Utility seeks bigger charge
On Friday, less than a month after AmerenCILCO said electricity bills would drop starting this month, company officials said they will seek a $226 million delivery-rate hike for all Ameren Illinois utilities.
For an AmerenCILCO residential customer using 10,000 kilowatt-hours of electricity annually, the rate hike would amount to a $64.31 annual increase. The expected annual increase in natural gas costs would be $37.84.
On Monday, while meeting with members of the Peoria Times-Observer editorial board, Ameren Illinois president and chief executive officer Scott Cisel said the rate increase is needed to ensure the utility has the necessary resources to provide reliable and safe delivery of electricity and natural gas.

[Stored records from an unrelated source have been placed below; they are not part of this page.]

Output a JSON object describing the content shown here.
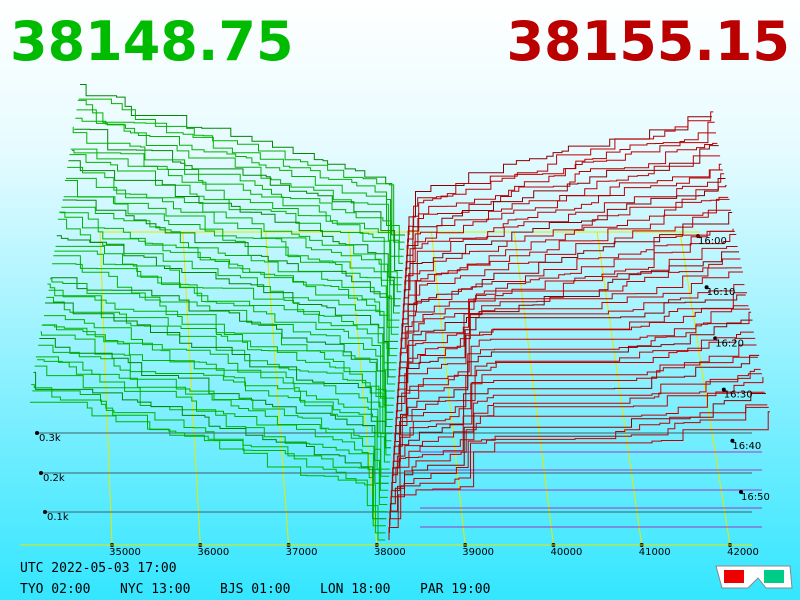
{
  "header": {
    "bid": "38148.75",
    "ask": "38155.15"
  },
  "price_axis": [
    "35000",
    "36000",
    "37000",
    "38000",
    "39000",
    "40000",
    "41000",
    "42000"
  ],
  "depth_axis": [
    "0.1k",
    "0.2k",
    "0.3k"
  ],
  "time_axis": [
    "16:00",
    "16:10",
    "16:20",
    "16:30",
    "16:40",
    "16:50"
  ],
  "footer": {
    "utc": "UTC 2022-05-03 17:00",
    "zones": [
      "TYO 02:00",
      "NYC 13:00",
      "BJS 01:00",
      "LON 18:00",
      "PAR 19:00"
    ]
  }
}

The request will go before the Illinois Commerce Commission. The utility is asking the ICC to approve the rate increase effective May, 2010.
Cisel said maintaining the 46,000-mile electric distribution system and 18,000-mile natural gas distribution system for Ameren’s Illinois utility companies is an expensive proposition.
Seventy-seven percent — more than $173 million — of the $226 million rate increase request, Cisel said, would be spent on construction, operation and maintenance of the energy distribution system.
Customers, Cisel said, rely on the utility to provide efficient and reliable energy delivery service, as to respond quickly and to outages caused by storms and to repair damage.
Cisel said company officials understand the economic challenges their customers are facing. Cisel said he “agonized” over the rate hike request.
But, he added, Ameren Illinois utilities have some economic challenges as well. Those challenges he said have kept him “up nights.”
Cisel said the company implemented cuts of $28 million before seeking this rate hike.
He said the large hurdle the company has not been able to overcome is its bond rating. He said Fitch and Standard & Poor’s rate the company at their lowest rating. He said Moody’s puts their stock at junk bond status. That, Cisel said, means the company has to spend a lot more on interest to borrow money.
“As a utility we are constantly using lines of credit to pay our obligations,” Cisel said.
The company has a $1 billion line of credit spread out over 18 financial institutions.
Cisel said that line of credit is up for renegotiation in January.
Cisel said the company has to have access to so much money because customers pay for the utilities after already using them. He said the company “carries” millions of dollars each month in charges not paid for by customers.
In addition, he said, storm-related costs have played havoc with the bottom line. In ‘08, Cisel said, the company collected $9 million from customers to be used on storm-related costs. The expenditures approached $40 million.
In’09, he said, the company has already paid out $30 million.
Citizens Utility Board executive director David Kolata said Friday he is not pleased with Ameren’s rate increase proposal.
“Ameren’s $226 million rate-hike proposal is a slap in the face to consumers who already are struggling to pay monthly bills during the economic downturn. The ink is barely dry on Ameren’s $160 million rate hike, approved just last year, and the company is back at the table, asking state regulators for a new $226 million increase,” Kolata said.
“The timing couldn’t have been worse. Just this past Monday, Ameren customers got the good news that the rates they pay for the actual electricity they use went down. Now, they hear that Ameren has proposed a $226 million ‘delivery’ rate hike that threatens those gains ... Our legal and policy teams will study every number of Ameren’s proposal and fight every penny that isn’t justified.”